The study Can Cities Become Self-Reliant in Energy? A Technological Scenario Analysis for Cleveland, Ohio was published in the online journal Cities last June, but recently drew additional attention when it was featured in the Columbus Dispatch.
"Applying the concept of self-reliance, we found that while nearly all of Cleveland's energy is currently imported, this city has the potential to meet a lot of its electricity and fuel demands using local, renewable sources," said Parwinder Grewal, a professor and Distinguished Research Scholar who is also a specialist with Ohio State University Extension.
"Cities occupy only 3 percent of the Earth's surface, yet they consume 75 percent of total global energy and produce 80 percent of all greenhouse emissions.
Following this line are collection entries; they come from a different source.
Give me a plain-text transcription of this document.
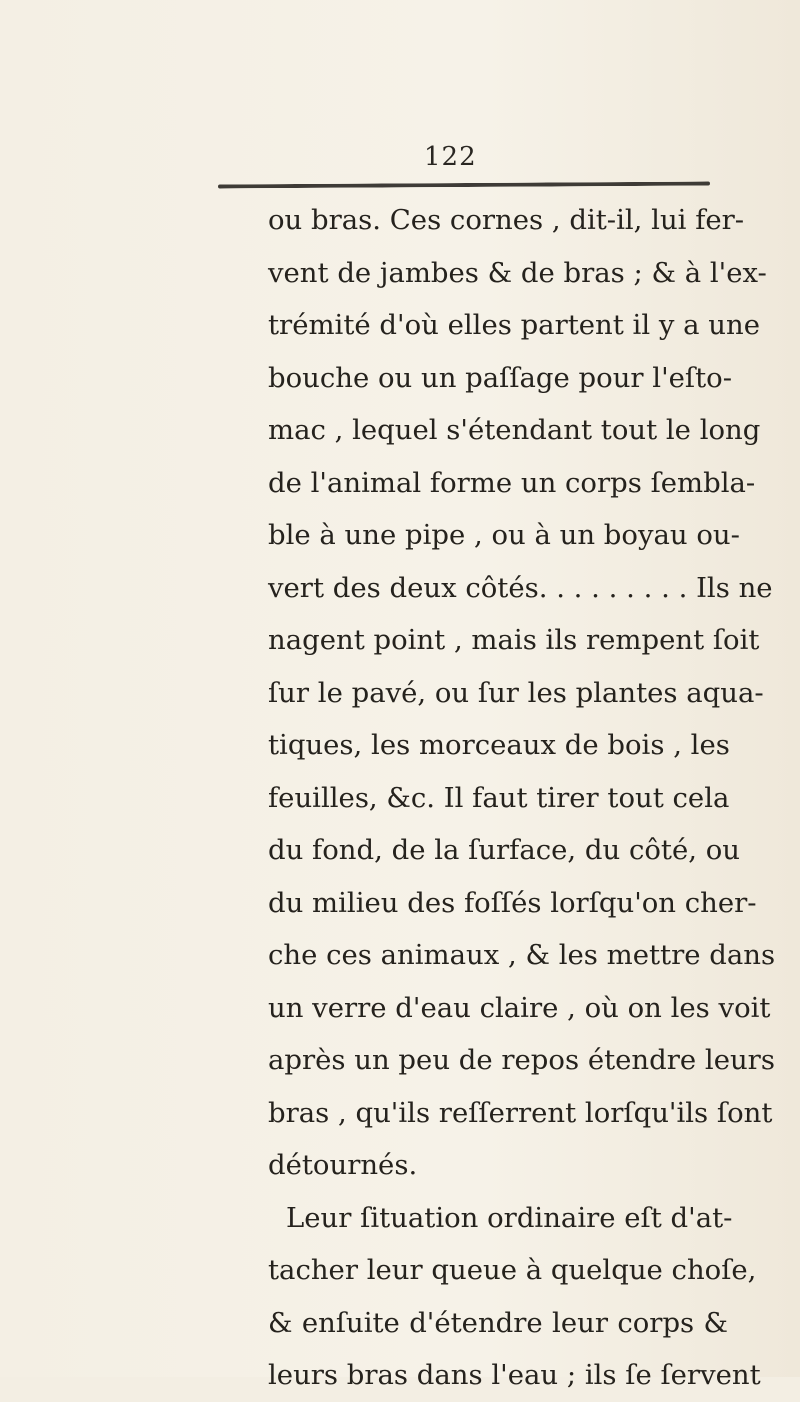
122
ou bras. Ces cornes , dit-il, lui fer-
vent de jambes & de bras ; & à l'ex-
trémité d'où elles partent il y a une
bouche ou un paſſage pour l'eſto-
mac , lequel s'étendant tout le long
de l'animal forme un corps ſembla-
ble à une pipe , ou à un boyau ou-
vert des deux côtés. . . . . . . . . Ils ne
nagent point , mais ils rempent ſoit
ſur le pavé, ou ſur les plantes aqua-
tiques, les morceaux de bois , les
feuilles, &c. Il faut tirer tout cela
du fond, de la ſurface, du côté, ou
du milieu des foſſés lorſqu'on cher-
che ces animaux , & les mettre dans
un verre d'eau claire , où on les voit
après un peu de repos étendre leurs
bras , qu'ils reſſerrent lorſqu'ils ſont
détournés.
Leur ſituation ordinaire eſt d'at-
tacher leur queue à quelque choſe,
& enſuite d'étendre leur corps &
leurs bras dans l'eau ; ils ſe ſervent
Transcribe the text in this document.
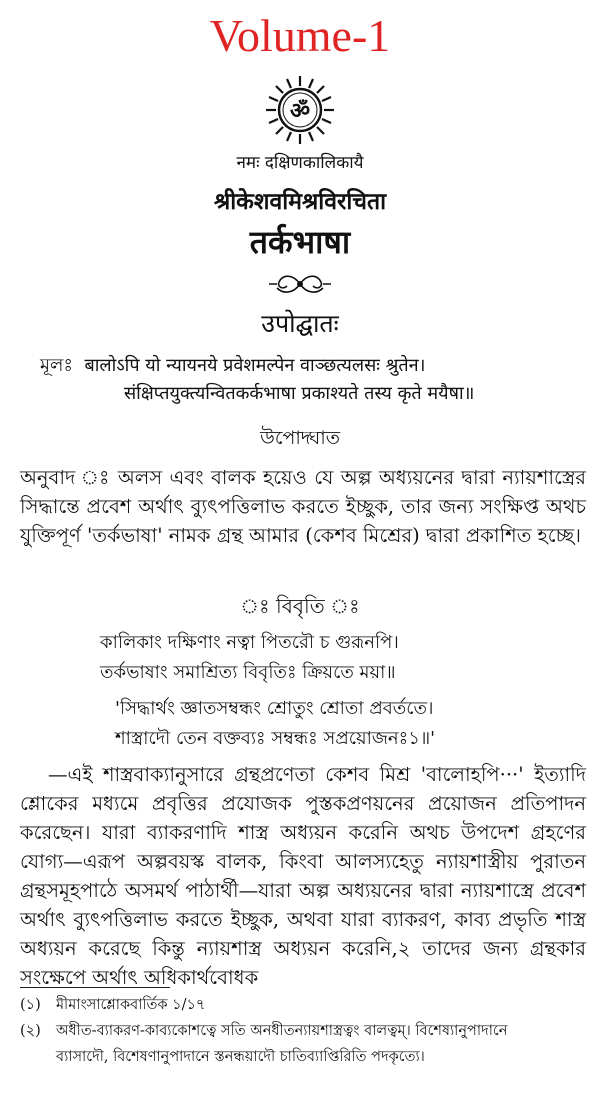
Volume-1
ॐ
नमः दक्षिणकालिकायै
श्रीकेशवमिश्रविरचिता
तर्कभाषा
उपोद्घातः
মূলঃ बालोऽपि यो न्यायनये प्रवेशमल्पेन वाञ्छत्यलसः श्रुतेन।
संक्षिप्तयुक्त्यन्वितकर्कभाषा प्रकाश्यते तस्य कृते मयैषा॥
উপোদ্ঘাত

অনুবাদ ঃ অলস এবং বালক হয়েও যে অল্প অধ্যয়নের দ্বারা ন্যায়শাস্ত্রের সিদ্ধান্তে প্রবেশ অর্থাৎ ব্যুৎপত্তিলাভ করতে ইচ্ছুক, তার জন্য সংক্ষিপ্ত অথচ যুক্তিপূর্ণ 'তর্কভাষা' নামক গ্রন্থ আমার (কেশব মিশ্রের) দ্বারা প্রকাশিত হচ্ছে।

ঃ বিবৃতি ঃ
কালিকাং দক্ষিণাং নত্বা পিতরৌ চ গুরূনপি।
তর্কভাষাং সমাশ্রিত্য বিবৃতিঃ ক্রিয়তে ময়া॥
'সিদ্ধার্থং জ্ঞাতসম্বন্ধং শ্রোতুং শ্রোতা প্রবর্ততে।
শাস্ত্রাদৌ তেন বক্তব্যঃ সম্বন্ধঃ সপ্রয়োজনঃ১॥'

—এই শাস্ত্রবাক্যানুসারে গ্রন্থপ্রণেতা কেশব মিশ্র 'বালোহপি···' ইত্যাদি শ্লোকের মধ্যমে প্রবৃত্তির প্রযোজক পুস্তকপ্রণয়নের প্রয়োজন প্রতিপাদন করেছেন। যারা ব্যাকরণাদি শাস্ত্র অধ্যয়ন করেনি অথচ উপদেশ গ্রহণের যোগ্য—এরূপ অল্পবয়স্ক বালক, কিংবা আলস্যহেতু ন্যায়শাস্ত্রীয় পুরাতন গ্রন্থসমূহপাঠে অসমর্থ পাঠার্থী—যারা অল্প অধ্যয়নের দ্বারা ন্যায়শাস্ত্রে প্রবেশ অর্থাৎ ব্যুৎপত্তিলাভ করতে ইচ্ছুক, অথবা যারা ব্যাকরণ, কাব্য প্রভৃতি শাস্ত্র অধ্যয়ন করেছে কিন্তু ন্যায়শাস্ত্র অধ্যয়ন করেনি,২ তাদের জন্য গ্রন্থকার সংক্ষেপে অর্থাৎ অধিকার্থবোধক

(১) মীমাংসাশ্লোকবার্তিক ১/১৭
(২) অধীত-ব্যাকরণ-কাব্যকোশত্বে সতি অনধীতন্যায়শাস্ত্রত্বং বালত্বম্। বিশেষ্যানুপাদানে
ব্যাসাদৌ, বিশেষণানুপাদানে স্তনন্ধয়াদৌ চাতিব্যাপ্তিরিতি পদকৃত্যে।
Typically all of this energy is produced elsewhere and imported by cities, weakening their control over their own economies and also threatening their environmental sustainability."OSU Press Release
The study considered four different scenarios for increasing electric generation from renewable sources and estimated potential positive economic impacts. Specifically, it began by considering the potential impacts from completion of the proposed 20 MW municipal solid waste to energy facility by the Cleveland Public Power system and a 20 MW offshore wind project by the Lake Erie Energy Development Corporation (LEEDCo.). The study then continued the analysis by considering larger contributions from wind, solar energy and biofuels.